If a person is facing tough sentencing due to criminal charges, there may be an opportunity to ask for admission in a diversion program instead of a trial. Diversion programs exist as a second choice for some defendants to accept conditions set by the authorities in return for avoiding a major crime on their criminal record and subsequent sentencing. These programs are not available in all cases, but can be particularly attractive choices for some defendants.
Diversion programs are used as an alternative mode of sentencing. A person who accepts the terms of a diversion program may be able to avoid serious crimes on their record, including drug and alcohol charges, for less serious violations or no addition to the record at all. Additionally, they may experience lesser sentencing, which can include the following:
- Community service requirements
- Restitution for any victims of the crime
- Participation in or completion of education programs
- Following instructions to avoid possible criminal temptations.
Violation of the terms of a diversionary program, it should be noted, is likely to result in severe punishment, possibly including a reversion to the original charges.

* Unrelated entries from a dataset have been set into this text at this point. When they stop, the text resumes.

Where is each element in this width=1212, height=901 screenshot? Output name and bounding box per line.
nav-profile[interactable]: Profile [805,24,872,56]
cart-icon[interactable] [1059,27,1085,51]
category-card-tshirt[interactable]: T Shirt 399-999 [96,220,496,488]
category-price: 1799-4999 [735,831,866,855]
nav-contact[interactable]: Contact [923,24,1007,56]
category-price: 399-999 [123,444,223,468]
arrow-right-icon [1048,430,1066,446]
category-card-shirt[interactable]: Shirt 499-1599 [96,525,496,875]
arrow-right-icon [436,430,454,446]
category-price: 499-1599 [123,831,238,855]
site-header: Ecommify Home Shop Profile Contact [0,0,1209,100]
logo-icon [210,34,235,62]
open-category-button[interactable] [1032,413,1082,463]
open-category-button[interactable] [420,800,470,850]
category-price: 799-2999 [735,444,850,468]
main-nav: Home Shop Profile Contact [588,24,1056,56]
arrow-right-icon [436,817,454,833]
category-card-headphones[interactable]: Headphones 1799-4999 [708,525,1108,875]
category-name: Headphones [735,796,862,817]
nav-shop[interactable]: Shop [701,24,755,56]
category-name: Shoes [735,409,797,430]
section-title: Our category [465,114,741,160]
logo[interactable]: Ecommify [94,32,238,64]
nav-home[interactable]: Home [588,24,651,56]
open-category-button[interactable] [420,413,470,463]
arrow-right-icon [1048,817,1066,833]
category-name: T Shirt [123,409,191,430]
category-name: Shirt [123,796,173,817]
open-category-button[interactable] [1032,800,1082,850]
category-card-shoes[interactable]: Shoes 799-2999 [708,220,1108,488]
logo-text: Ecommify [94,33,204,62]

In the state of New Jersey, the statute of limitations is set at different levels for different crimes. As long as a person’s crime isn’t considered an exemption to the general rule, they may avoid conviction if the prosecution doesn’t work fast enough.
The rules for the statute of limitations work in the following ways in New Jersey:
- The usual period of time in which prosecution for a crime is possible is 5 years.
- There is no limitation for murder or manslaughter.
- Misconduct from officials has a 7 year limitation.
- Petty offenses run a 1 year limitation.
This time may be effectively extended if a person attempts to flee the authorities.
If you are facing criminal charges and are willing to cooperate with the authorities in exchange for lesser penalties, a diversion program may be right for you. When seeking this option, it is strongly advisable to do so with the assistance of an attorney.